Participants receiving usual care, with no exercise training (e.g. chemotherapy/radiotherapy or instructions for the continuation of usual activities).

Outcome

The selected studies should have collected, as a primary or secondary outcome, the intensity of fatigue by means of a self-reported measure for cancer patients [6, 31].

Type of studies

Only randomized controlled trials (RCTs), published in English, between January 1, 2010 (year of publication of the first physical activity guidelines for cancer survivors by the American College of Sports Medicine) [32], and October 19, 2020, were considered. Feasibility trials were excluded. It was also defined the possibility of including studies that, in addition to patients with CRC, integrated participants with other types of cancer, if these studies performed a subgroup analysis that assessed the intensity of CRF specifically for patients with CRC.

Search strategy

Relevant studies were searched using a combination of the following free-text words: exercise OR “physical activity” OR “aerobic training” OR “resistance training” OR “strength training” AND “cancer-related fatigue” OR “cancer related fatigue” OR fatigue AND colorectal OR colon OR rectal, in the electronic databases the Physiotherapy Evidence Database (PEDro), PubMed, Scopus, Web of Science and SPORTDiscus. Searches were limited to articles published in English language. The first and second authors (PM and MM) conducted the search on the platforms within the same week, to ensure that the articles were obtained in the same time period. Detailed information about the search strategy is provided in Online Resource 1.

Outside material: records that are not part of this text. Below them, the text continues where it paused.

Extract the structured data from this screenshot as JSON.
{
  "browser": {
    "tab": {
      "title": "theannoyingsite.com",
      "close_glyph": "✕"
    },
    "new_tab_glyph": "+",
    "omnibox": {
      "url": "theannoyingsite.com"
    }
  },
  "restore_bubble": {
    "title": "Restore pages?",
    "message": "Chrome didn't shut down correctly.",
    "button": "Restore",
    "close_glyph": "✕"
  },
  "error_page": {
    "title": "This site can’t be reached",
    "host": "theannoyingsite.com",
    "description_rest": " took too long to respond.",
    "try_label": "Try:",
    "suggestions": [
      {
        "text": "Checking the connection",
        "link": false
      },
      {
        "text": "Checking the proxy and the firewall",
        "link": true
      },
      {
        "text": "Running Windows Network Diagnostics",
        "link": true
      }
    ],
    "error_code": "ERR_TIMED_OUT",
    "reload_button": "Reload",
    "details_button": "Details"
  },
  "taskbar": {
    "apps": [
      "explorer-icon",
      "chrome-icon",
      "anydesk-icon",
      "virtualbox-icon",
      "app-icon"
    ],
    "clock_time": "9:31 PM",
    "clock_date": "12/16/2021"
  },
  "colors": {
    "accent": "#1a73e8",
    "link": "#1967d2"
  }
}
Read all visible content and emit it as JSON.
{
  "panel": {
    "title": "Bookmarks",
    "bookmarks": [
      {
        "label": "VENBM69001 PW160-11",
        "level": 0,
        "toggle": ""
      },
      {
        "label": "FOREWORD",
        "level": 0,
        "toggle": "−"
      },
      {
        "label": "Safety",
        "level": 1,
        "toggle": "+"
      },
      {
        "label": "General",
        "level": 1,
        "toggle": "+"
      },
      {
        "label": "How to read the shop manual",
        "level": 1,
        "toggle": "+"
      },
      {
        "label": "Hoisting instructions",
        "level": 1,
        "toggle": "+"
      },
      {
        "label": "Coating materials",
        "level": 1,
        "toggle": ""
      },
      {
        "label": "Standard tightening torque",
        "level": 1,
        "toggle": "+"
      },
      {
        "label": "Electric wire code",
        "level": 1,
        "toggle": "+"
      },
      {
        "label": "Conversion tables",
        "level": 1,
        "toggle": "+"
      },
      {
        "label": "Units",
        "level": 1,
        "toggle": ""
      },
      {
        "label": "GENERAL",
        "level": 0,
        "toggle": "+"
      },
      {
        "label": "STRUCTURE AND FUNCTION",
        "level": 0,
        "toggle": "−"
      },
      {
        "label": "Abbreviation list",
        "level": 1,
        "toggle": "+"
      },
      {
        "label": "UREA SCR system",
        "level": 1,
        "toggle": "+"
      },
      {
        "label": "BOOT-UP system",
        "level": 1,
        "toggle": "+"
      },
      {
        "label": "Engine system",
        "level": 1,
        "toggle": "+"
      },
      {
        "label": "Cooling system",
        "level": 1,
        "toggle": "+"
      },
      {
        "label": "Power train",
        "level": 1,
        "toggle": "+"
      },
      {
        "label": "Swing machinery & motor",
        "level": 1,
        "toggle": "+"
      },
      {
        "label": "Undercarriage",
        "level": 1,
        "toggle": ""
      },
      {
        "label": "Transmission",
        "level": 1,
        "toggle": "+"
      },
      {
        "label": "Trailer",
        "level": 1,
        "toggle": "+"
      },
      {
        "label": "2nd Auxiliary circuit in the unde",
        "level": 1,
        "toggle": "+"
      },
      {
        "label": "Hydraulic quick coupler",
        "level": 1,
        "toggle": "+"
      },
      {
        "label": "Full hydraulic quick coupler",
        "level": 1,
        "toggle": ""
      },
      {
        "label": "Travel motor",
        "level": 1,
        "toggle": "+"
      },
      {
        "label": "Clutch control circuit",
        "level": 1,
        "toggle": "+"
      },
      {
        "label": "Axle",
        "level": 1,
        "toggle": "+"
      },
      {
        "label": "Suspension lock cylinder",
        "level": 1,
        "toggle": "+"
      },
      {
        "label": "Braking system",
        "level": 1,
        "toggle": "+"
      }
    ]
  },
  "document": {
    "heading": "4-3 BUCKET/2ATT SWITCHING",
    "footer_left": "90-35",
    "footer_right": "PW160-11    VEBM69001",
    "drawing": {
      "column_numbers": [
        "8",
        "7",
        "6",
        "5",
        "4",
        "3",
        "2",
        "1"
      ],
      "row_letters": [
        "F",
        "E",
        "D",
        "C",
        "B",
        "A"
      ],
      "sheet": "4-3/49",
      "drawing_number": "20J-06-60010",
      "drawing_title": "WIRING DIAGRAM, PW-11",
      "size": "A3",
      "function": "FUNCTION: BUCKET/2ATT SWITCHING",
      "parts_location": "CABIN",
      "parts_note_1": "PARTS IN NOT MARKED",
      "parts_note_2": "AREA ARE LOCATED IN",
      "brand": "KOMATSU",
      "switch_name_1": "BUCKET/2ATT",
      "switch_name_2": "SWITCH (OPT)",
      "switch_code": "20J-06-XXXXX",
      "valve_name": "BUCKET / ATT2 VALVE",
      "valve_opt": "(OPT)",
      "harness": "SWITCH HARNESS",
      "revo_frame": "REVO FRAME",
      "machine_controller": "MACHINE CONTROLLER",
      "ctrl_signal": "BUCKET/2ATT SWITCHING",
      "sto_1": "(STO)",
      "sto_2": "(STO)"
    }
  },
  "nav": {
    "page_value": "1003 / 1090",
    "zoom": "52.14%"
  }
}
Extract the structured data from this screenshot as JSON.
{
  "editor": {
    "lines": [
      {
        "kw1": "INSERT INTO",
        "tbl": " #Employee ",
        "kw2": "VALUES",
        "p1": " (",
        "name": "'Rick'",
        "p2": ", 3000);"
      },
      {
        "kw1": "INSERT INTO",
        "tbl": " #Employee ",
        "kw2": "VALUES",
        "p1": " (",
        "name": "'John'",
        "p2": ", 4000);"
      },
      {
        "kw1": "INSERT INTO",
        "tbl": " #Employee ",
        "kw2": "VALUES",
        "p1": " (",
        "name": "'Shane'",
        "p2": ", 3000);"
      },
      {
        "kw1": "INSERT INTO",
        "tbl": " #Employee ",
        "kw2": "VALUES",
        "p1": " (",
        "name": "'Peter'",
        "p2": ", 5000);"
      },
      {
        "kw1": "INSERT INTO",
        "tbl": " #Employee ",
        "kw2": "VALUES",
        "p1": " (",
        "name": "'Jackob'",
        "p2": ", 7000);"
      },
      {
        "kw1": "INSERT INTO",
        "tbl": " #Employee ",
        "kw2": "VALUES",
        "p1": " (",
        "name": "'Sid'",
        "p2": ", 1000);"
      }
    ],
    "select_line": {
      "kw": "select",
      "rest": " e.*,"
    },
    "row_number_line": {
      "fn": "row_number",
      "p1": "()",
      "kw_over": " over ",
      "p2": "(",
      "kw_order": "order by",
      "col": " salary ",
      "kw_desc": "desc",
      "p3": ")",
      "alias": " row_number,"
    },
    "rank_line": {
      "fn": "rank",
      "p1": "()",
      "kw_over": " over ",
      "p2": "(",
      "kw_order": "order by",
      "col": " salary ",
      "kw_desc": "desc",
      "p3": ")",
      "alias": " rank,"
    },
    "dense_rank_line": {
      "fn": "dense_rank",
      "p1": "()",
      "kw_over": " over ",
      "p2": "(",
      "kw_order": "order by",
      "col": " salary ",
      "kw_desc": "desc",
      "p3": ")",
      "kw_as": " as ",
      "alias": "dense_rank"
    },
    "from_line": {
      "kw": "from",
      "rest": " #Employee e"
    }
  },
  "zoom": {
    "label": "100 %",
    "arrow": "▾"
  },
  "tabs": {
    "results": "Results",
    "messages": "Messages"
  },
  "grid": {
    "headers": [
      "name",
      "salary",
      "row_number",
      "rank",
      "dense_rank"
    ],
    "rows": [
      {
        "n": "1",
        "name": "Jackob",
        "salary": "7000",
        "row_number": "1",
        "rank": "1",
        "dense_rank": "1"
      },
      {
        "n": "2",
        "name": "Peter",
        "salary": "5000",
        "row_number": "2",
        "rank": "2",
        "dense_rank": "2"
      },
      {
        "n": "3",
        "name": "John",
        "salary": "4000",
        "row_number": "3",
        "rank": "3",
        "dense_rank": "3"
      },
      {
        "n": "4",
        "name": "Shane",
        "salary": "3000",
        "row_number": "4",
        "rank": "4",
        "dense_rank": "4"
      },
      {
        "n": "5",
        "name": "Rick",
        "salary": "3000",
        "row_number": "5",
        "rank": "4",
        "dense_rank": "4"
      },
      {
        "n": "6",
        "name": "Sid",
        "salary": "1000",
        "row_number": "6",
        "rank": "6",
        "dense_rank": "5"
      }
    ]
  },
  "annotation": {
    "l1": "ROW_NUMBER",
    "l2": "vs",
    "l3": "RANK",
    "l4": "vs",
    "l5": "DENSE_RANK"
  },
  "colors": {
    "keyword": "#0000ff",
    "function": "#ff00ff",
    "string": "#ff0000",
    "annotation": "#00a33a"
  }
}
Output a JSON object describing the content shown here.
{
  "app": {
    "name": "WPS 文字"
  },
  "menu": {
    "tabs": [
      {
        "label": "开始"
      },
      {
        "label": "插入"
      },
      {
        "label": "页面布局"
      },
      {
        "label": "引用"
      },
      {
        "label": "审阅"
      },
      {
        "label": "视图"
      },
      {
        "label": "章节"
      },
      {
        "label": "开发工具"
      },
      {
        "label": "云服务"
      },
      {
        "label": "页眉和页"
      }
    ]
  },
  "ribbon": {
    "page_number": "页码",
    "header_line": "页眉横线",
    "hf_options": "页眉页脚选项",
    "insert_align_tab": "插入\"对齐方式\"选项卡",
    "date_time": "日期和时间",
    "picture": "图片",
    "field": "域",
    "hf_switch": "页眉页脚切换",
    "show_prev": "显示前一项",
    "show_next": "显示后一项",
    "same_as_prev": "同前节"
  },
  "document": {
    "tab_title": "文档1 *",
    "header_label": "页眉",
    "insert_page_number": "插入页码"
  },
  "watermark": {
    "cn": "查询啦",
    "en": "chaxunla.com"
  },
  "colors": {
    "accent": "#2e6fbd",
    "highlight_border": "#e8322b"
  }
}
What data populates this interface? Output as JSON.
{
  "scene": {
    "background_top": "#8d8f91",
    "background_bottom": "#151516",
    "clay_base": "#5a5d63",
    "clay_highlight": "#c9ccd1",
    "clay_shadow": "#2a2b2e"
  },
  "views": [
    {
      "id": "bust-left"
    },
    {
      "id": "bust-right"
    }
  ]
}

Identification and selection of studies

Records retrieved by the searches were imported into the software EndNote X8 (Thompson Reuters, San Francisco, CA, USA) and duplicates were removed. Studies’ selection procedure was performed in two phases by two independent reviewers (PM and MM). First, the titles and abstracts were screened using a hierarchical approach for exclusions: study design (RCT), intervention (exercise training), population (CRC patients) and outcome (CRF assessment tool). If one reviewer recognized that a potential article met the inclusion criteria or if there was insufficient information to decide on the inclusion or exclusion, the article was retained to the second screening phase. Subsequently, a full text reading procedure was followed in this screening phase. Studies that had been identified by mutual consent were included in the review. In case of disagreement between the reviewers, an independent third reviewer (JR) appraised the article, and the final decision was a combination of the three evaluations. The Cohen’s kappa coefficient was calculated to evaluate interrater reliability in the initial and full text screenings [33]. Kappa values ≤ 0 suggest no agreement between reviewers, 0.01–0.20 none to slight, 0.21–0.40 fair, 0.41–0.60 moderate, 0.61–0.80 substantial and 0.81–1.00 as almost perfect agreement [33].

Data extraction

Data were extracted using a standardized form for each article. The extracted data included the following topics: (1) studies characteristics, (2) participant’s demographics and clinical characteristics, (3) exercise training dose, (4) CRF severity and measurement tool. Data extraction was independently performed by two reviewers (JR and MM) with any discrepancies being resolved through discussion with a third reviewer (PM). When information regarding any of the above topics was unclear, the authors of the original reports were contacted to provide details. Data were recorded in a spreadsheet and results were summarized for comparison between studies.

Assessment of the methodological quality of included studies

Two reviewers (PM and MM) independently appraised the methodological quality of the studies included using PEDro scale [34]. Any disagreement on eligibility was resolved through discussion with another reviewer (CS). PEDro scale comprises 11 items rated with 0 or 1: Eligibility criteria, randomized allocation, hidden allocation, baseline comparison between groups, participants, physiotherapists and blind assessors, adequate follow-up, intention to treat the analysis, comparison between groups and point estimate and variability. Based on these items, a score of 0 to 10 is attributed to the RCTs (eligibility criteria not accountable). According to the PEDro scale, studies with a score of 0 to 3 have a “poor” methodological quality, between 4 to 5 “reasonable”, 6 to 8 “good” and 9 to 10 “excellent” [34].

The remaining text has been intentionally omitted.